The review revealed severe strains — from plans to close Walter Reed in four years and orders to privatize certain services — but these pressures applied everywhere at the hospital. The primary difference was whether leaders accepted the value of negative thinking or not.
Consider how Walter Reed helped lower the death rate for wounded soldiers. It was 25 percent in the first Persian Gulf war; today it is less than 10 percent. Trauma care did not change. Medical personnel are actually stretched thinner than before. But they have tracked weekly data on injuries and survival rates, and actively looked for failures and how to overcome them.
Nothing was too trivial. During a visit with colleagues at Walter Reed early in the Iraq war, I was struck, for example, by their attention to eye-injury statistics. Instead of being proud of saving some soldiers from blindness, the doctors asked a harder, more unnerving question: why had so many injuries occurred? They discovered that the young soldiers weren’t wearing their protective goggles. Too ugly, the soldiers said. So the military switched to cooler-looking Wiley X ballistic eyewear. The soldiers wore their eyegear more consistently, and the eye-injury rate dropped immediately.
Encouraged by leaders to think negative, medical staff members also reported on transport problems for the injured, soldiers’ not wearing their Kevlar, communication glitches, unexpected infections — and instituted changes to address them. The result: they are saving soldiers who’d never have been saved before.
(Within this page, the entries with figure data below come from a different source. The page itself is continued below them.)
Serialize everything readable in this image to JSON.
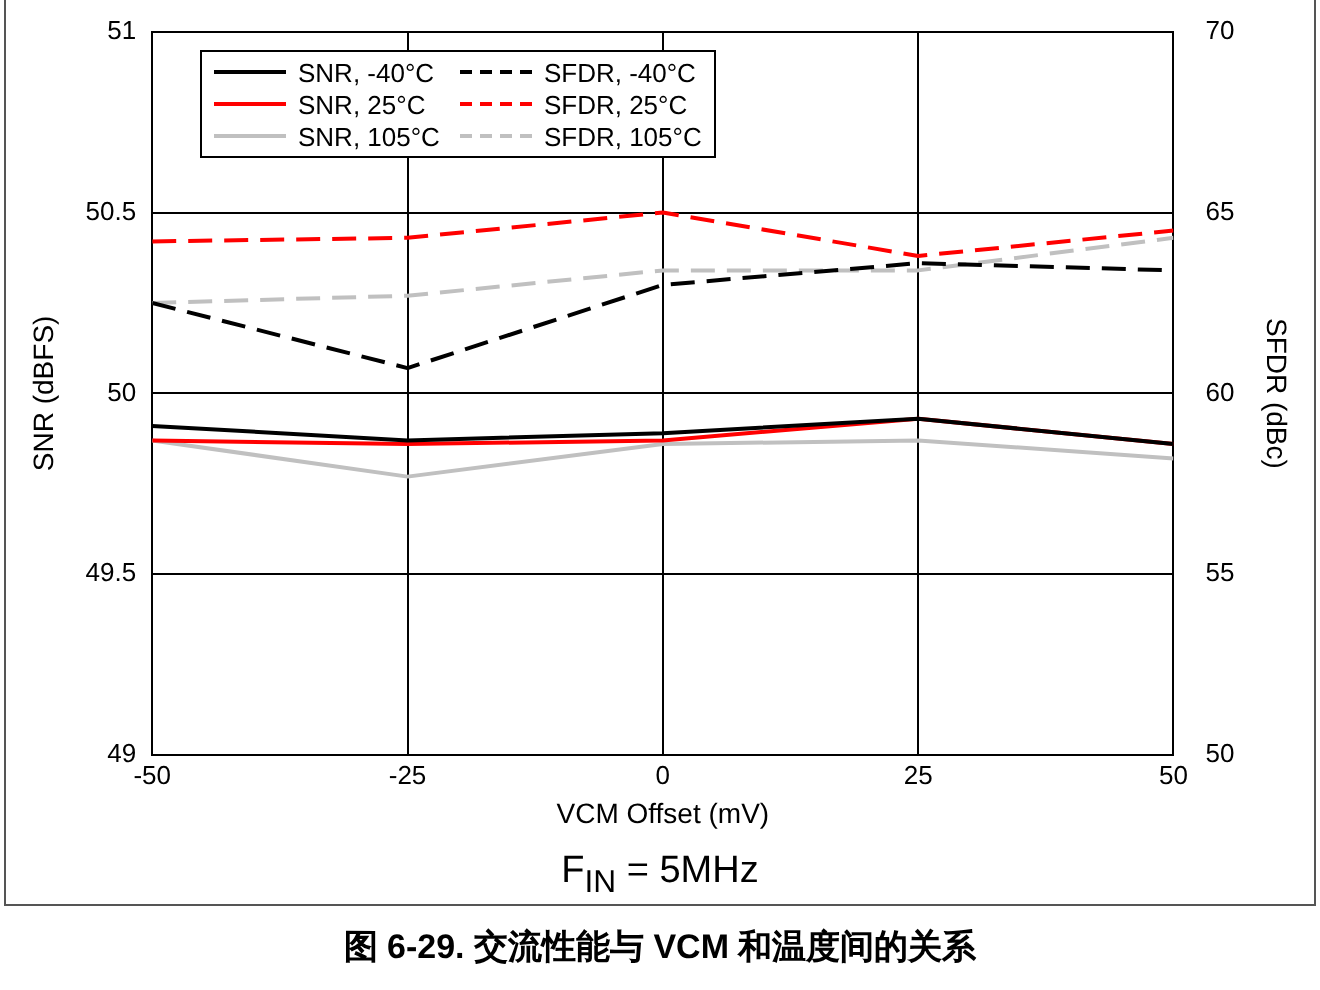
{
  "chart_data": {
    "type": "line",
    "title": "图 6-29. 交流性能与 VCM 和温度间的关系",
    "annotations": [
      "F$_{IN}$ = 5MHz"
    ],
    "xlabel": "VCM Offset (mV)",
    "ylabel": "SNR (dBFS)",
    "y2label": "SFDR (dBc)",
    "x": [
      -50,
      -25,
      0,
      25,
      50
    ],
    "xlim": [
      -50,
      50
    ],
    "xticks": [
      -50,
      -25,
      0,
      25,
      50
    ],
    "ylim": [
      49,
      51
    ],
    "yticks": [
      49,
      49.5,
      50,
      50.5,
      51
    ],
    "y2lim": [
      50,
      70
    ],
    "y2ticks": [
      50,
      55,
      60,
      65,
      70
    ],
    "grid": true,
    "legend": "top left",
    "marker": "none",
    "series": [
      {
        "name": "SNR, -40°C",
        "color": "#000000",
        "line_style": "solid",
        "values": [
          49.91,
          49.87,
          49.89,
          49.93,
          49.86
        ]
      },
      {
        "name": "SFDR, -40°C",
        "color": "#000000",
        "line_style": "dashed",
        "axis": "y2",
        "values": [
          62.5,
          60.7,
          63.0,
          63.6,
          63.4
        ]
      },
      {
        "name": "SNR, 25°C",
        "color": "#ff0000",
        "line_style": "solid",
        "values": [
          49.87,
          49.86,
          49.87,
          49.93,
          49.86
        ]
      },
      {
        "name": "SFDR, 25°C",
        "color": "#ff0000",
        "line_style": "dashed",
        "axis": "y2",
        "values": [
          64.2,
          64.3,
          65.0,
          63.8,
          64.5
        ]
      },
      {
        "name": "SNR, 105°C",
        "color": "#c0c0c0",
        "line_style": "solid",
        "values": [
          49.87,
          49.77,
          49.86,
          49.87,
          49.82
        ]
      },
      {
        "name": "SFDR, 105°C",
        "color": "#c0c0c0",
        "line_style": "dashed",
        "axis": "y2",
        "values": [
          62.5,
          62.7,
          63.4,
          63.4,
          64.3
        ]
      }
    ]
  }
}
Contrast this with the same leaders’ approach to care afterward. The independent review group found zero effort to track how soldiers were doing in rehabilitation. No one pushed to discover failures. As a result, failures were unrecognized, yet everywhere to be seen. The review group found the same problems The Washington Post had: disorganized, bureaucratic care with glaring gaps; dismal living conditions; dangerous staff shortages.
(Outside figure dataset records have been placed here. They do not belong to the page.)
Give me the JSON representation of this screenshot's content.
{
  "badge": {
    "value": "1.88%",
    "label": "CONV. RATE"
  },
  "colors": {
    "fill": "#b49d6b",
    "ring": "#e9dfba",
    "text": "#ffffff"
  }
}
“It was a one-sided representation,” said the Army medical chief and former Walter Reed commander Lt. Gen. Kevin Kiley when the atrocious conditions were first exposed. “While we have some issues here, this is not a horrific, catastrophic failure.” He was just trying to think positive.
Negative thinking is unquestionably painful. It involves finding and exposing your inadequacies, which can be overwhelming. And not every problem discovered can be solved. You live in a state of perpetual dissatisfaction.
That’s an unhealthy way to be in large parts of life: you don’t want to constantly seek out the inadequacies of your children, your looks, your abilities as you age. But in running schools or businesses, in planning war, in caring for the sick and injured? Negative thinking may be exactly what we need.
Atul Gawande, a general surgeon at Harvard Medical School and a New Yorker staff writer, is the author of “Better: A Surgeon’s Notes on Performance.” He is a guest columnist this month.